Insight 16 June 2022

IDNO vs DNO: What’s the difference?

When a new electricity supply is required for a development, the organisation who owns the cables in the area will need to be contacted to see if there is available capacity. This organisation is the Distribution Network Operator (DNO), who will also own or ‘adopt’ any new cables or infrastructure installed to give the development an electricity supply.

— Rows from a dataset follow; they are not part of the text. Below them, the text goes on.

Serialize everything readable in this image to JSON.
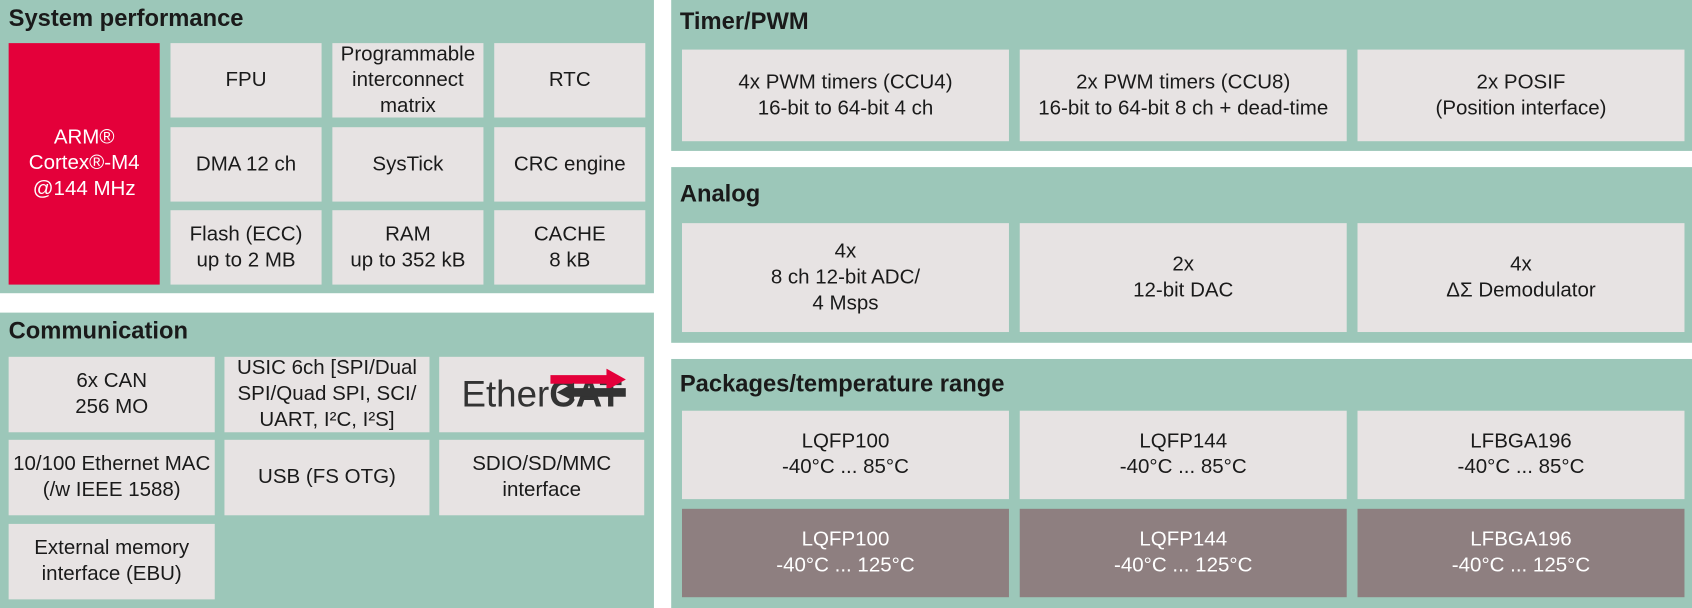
{
  "panels": [
    {
      "title": "System performance",
      "cells": [
        {
          "lines": [
            "ARM®",
            "Cortex®-M4",
            "@144 MHz"
          ]
        },
        {
          "lines": [
            "FPU"
          ]
        },
        {
          "lines": [
            "Programmable",
            "interconnect",
            "matrix"
          ]
        },
        {
          "lines": [
            "RTC"
          ]
        },
        {
          "lines": [
            "DMA 12 ch"
          ]
        },
        {
          "lines": [
            "SysTick"
          ]
        },
        {
          "lines": [
            "CRC engine"
          ]
        },
        {
          "lines": [
            "Flash (ECC)",
            "up to 2 MB"
          ]
        },
        {
          "lines": [
            "RAM",
            "up to 352 kB"
          ]
        },
        {
          "lines": [
            "CACHE",
            "8 kB"
          ]
        }
      ]
    },
    {
      "title": "Communication",
      "cells": [
        {
          "lines": [
            "6x CAN",
            "256 MO"
          ]
        },
        {
          "lines": [
            "USIC 6ch [SPI/Dual",
            "SPI/Quad SPI, SCI/",
            "UART, I²C, I²S]"
          ]
        },
        {
          "logo": [
            "Ether",
            "CAT"
          ]
        },
        {
          "lines": [
            "10/100 Ethernet MAC",
            "(/w IEEE 1588)"
          ]
        },
        {
          "lines": [
            "USB (FS OTG)"
          ]
        },
        {
          "lines": [
            "SDIO/SD/MMC",
            "interface"
          ]
        },
        {
          "lines": [
            "External memory",
            "interface (EBU)"
          ]
        }
      ]
    },
    {
      "title": "Timer/PWM",
      "cells": [
        {
          "lines": [
            "4x PWM timers (CCU4)",
            "16-bit to 64-bit 4 ch"
          ]
        },
        {
          "lines": [
            "2x PWM timers (CCU8)",
            "16-bit to 64-bit 8 ch + dead-time"
          ]
        },
        {
          "lines": [
            "2x POSIF",
            "(Position interface)"
          ]
        }
      ]
    },
    {
      "title": "Analog",
      "cells": [
        {
          "lines": [
            "4x",
            "8 ch 12-bit ADC/",
            "4 Msps"
          ]
        },
        {
          "lines": [
            "2x",
            "12-bit DAC"
          ]
        },
        {
          "lines": [
            "4x",
            "ΔΣ Demodulator"
          ]
        }
      ]
    },
    {
      "title": "Packages/temperature range",
      "cells": [
        {
          "lines": [
            "LQFP100",
            "-40°C ... 85°C"
          ]
        },
        {
          "lines": [
            "LQFP144",
            "-40°C ... 85°C"
          ]
        },
        {
          "lines": [
            "LFBGA196",
            "-40°C ... 85°C"
          ]
        },
        {
          "lines": [
            "LQFP100",
            "-40°C ... 125°C"
          ]
        },
        {
          "lines": [
            "LQFP144",
            "-40°C ... 125°C"
          ]
        },
        {
          "lines": [
            "LFBGA196",
            "-40°C ... 125°C"
          ]
        }
      ]
    }
  ]
}
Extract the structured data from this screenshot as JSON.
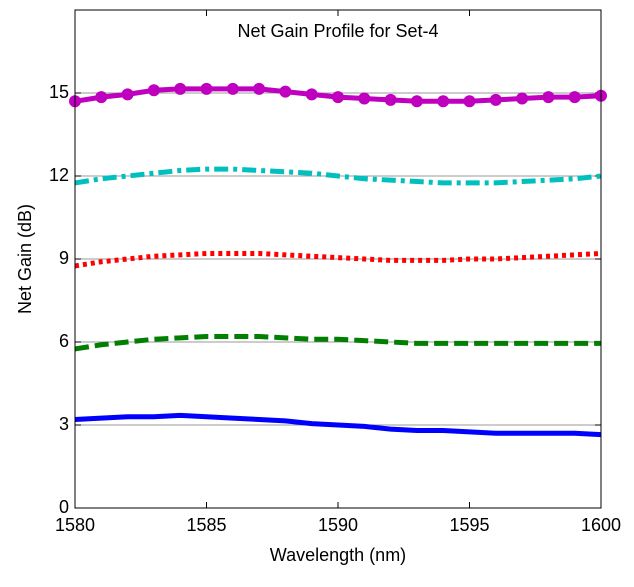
{
  "chart_data": {
    "type": "line",
    "title": "Net Gain Profile for Set-4",
    "x_label": "Wavelength (nm)",
    "y_label": "Net Gain (dB)",
    "x": [
      1580,
      1581,
      1582,
      1583,
      1584,
      1585,
      1586,
      1587,
      1588,
      1589,
      1590,
      1591,
      1592,
      1593,
      1594,
      1595,
      1596,
      1597,
      1598,
      1599,
      1600
    ],
    "series": [
      {
        "color": "#0000ff",
        "dash": "solid",
        "marker": "none",
        "values": [
          3.2,
          3.25,
          3.3,
          3.3,
          3.35,
          3.3,
          3.25,
          3.2,
          3.15,
          3.05,
          3.0,
          2.95,
          2.85,
          2.8,
          2.8,
          2.75,
          2.7,
          2.7,
          2.7,
          2.7,
          2.65
        ]
      },
      {
        "color": "#007f00",
        "dash": "dashed",
        "marker": "none",
        "values": [
          5.75,
          5.9,
          6.0,
          6.1,
          6.15,
          6.2,
          6.2,
          6.2,
          6.15,
          6.1,
          6.1,
          6.05,
          6.0,
          5.95,
          5.95,
          5.95,
          5.95,
          5.95,
          5.95,
          5.95,
          5.95
        ]
      },
      {
        "color": "#ff0000",
        "dash": "dotted",
        "marker": "none",
        "values": [
          8.75,
          8.9,
          9.0,
          9.1,
          9.15,
          9.2,
          9.2,
          9.2,
          9.15,
          9.1,
          9.05,
          9.0,
          8.95,
          8.95,
          8.95,
          9.0,
          9.0,
          9.05,
          9.1,
          9.15,
          9.2
        ]
      },
      {
        "color": "#00bfbf",
        "dash": "dashdot",
        "marker": "none",
        "values": [
          11.75,
          11.9,
          12.0,
          12.1,
          12.2,
          12.25,
          12.25,
          12.2,
          12.15,
          12.1,
          12.0,
          11.9,
          11.85,
          11.8,
          11.75,
          11.75,
          11.75,
          11.8,
          11.85,
          11.9,
          12.0
        ]
      },
      {
        "color": "#bf00bf",
        "dash": "solid",
        "marker": "circle",
        "values": [
          14.7,
          14.85,
          14.95,
          15.1,
          15.15,
          15.15,
          15.15,
          15.15,
          15.05,
          14.95,
          14.85,
          14.8,
          14.75,
          14.7,
          14.7,
          14.7,
          14.75,
          14.8,
          14.85,
          14.85,
          14.9
        ]
      }
    ],
    "xlim": [
      1580,
      1600
    ],
    "xticks": [
      1580,
      1585,
      1590,
      1595,
      1600
    ],
    "ylim": [
      0,
      18
    ],
    "yticks": [
      0,
      3,
      6,
      9,
      12,
      15
    ],
    "grid": true
  }
}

Many developers do not realise that the DNO isn’t their only option. Independent Distribution Network Operators (IDNOs) can own the new network too.

Here is a breakdown of everything you need to know about each.

What is a Distribution Network Operator (DNO)?

The electricity distribution network carries electricity between the transmission grid (operated by National Grid) and the businesses and householders who are the end users. There are 14 Distribution Network Operators across England, Scotland and Wales, and they are each responsible for a specific geographical area.

Ofgem, the energy regulator of Great Britain, licenses the DNOs to allow them to distribute electricity. They own, operate and maintain the electricity infrastructure, including primary and distribution substations, pylons and cables. They are also responsible for rectifying faults or power cuts.

If they are asked to install a new supply, they will ‘adopt’ any new cables or substations to their network.

What is an Independent Distribution Network Operator (IDNO)?

Independent Distribution Network Operators (IDNOs) are similar to DNOs in the fact that they also own, operate and maintain electricity infrastructure. The networks they adopt are the new, installed assets, such as connections to new developments, which will connect back onto the DNO’s network.
However, unlike DNOs, they do not have a specific geographical area. They are still regulated by Ofgem the same way as DNOs are, although with slightly amended license conditions.

How do DNOs and IDNOs generate income?

Both DNOs and IDNOs earn their revenue via the Distribution Use of System (DUoS) charges which are included in energy bills. Often, you may pay them to your energy supplier, and then your DNO or IDNO will invoice the energy supplier to receive the charge.

What is the difference between getting a new connection adopted by the DNO or IDNO?

No matter whether your new connection is adopted by an DNO or IDNO, they are both equally responsible for both the operation and maintenance of your installation.

If you go straight to the DNO to install your new connection, it can only be adopted by the DNO. Whereas, if you go to an Independent Connections Provider (ICP), like Rock Power Connections, for your new installation, it can be adopted by either a DNO or an IDNO.

The key difference between the two is that an IDNO will offer an ‘Asset Value’, which is an upfront sum of money that will be payable upon energisation of your supply. At Rock Power Connections, when providing an installation quotation, we will include this Asset Value which can make it a very competitive offer, especially when compared against a DNO’s proposal.

The amount of the Asset Value will depend on the amount of energy used, and whether it is metered at High Voltage (HV) or Low Voltage (LV).

With our experience and engineering knowledge, we manage various ICP projects of varying size and scale across the UK.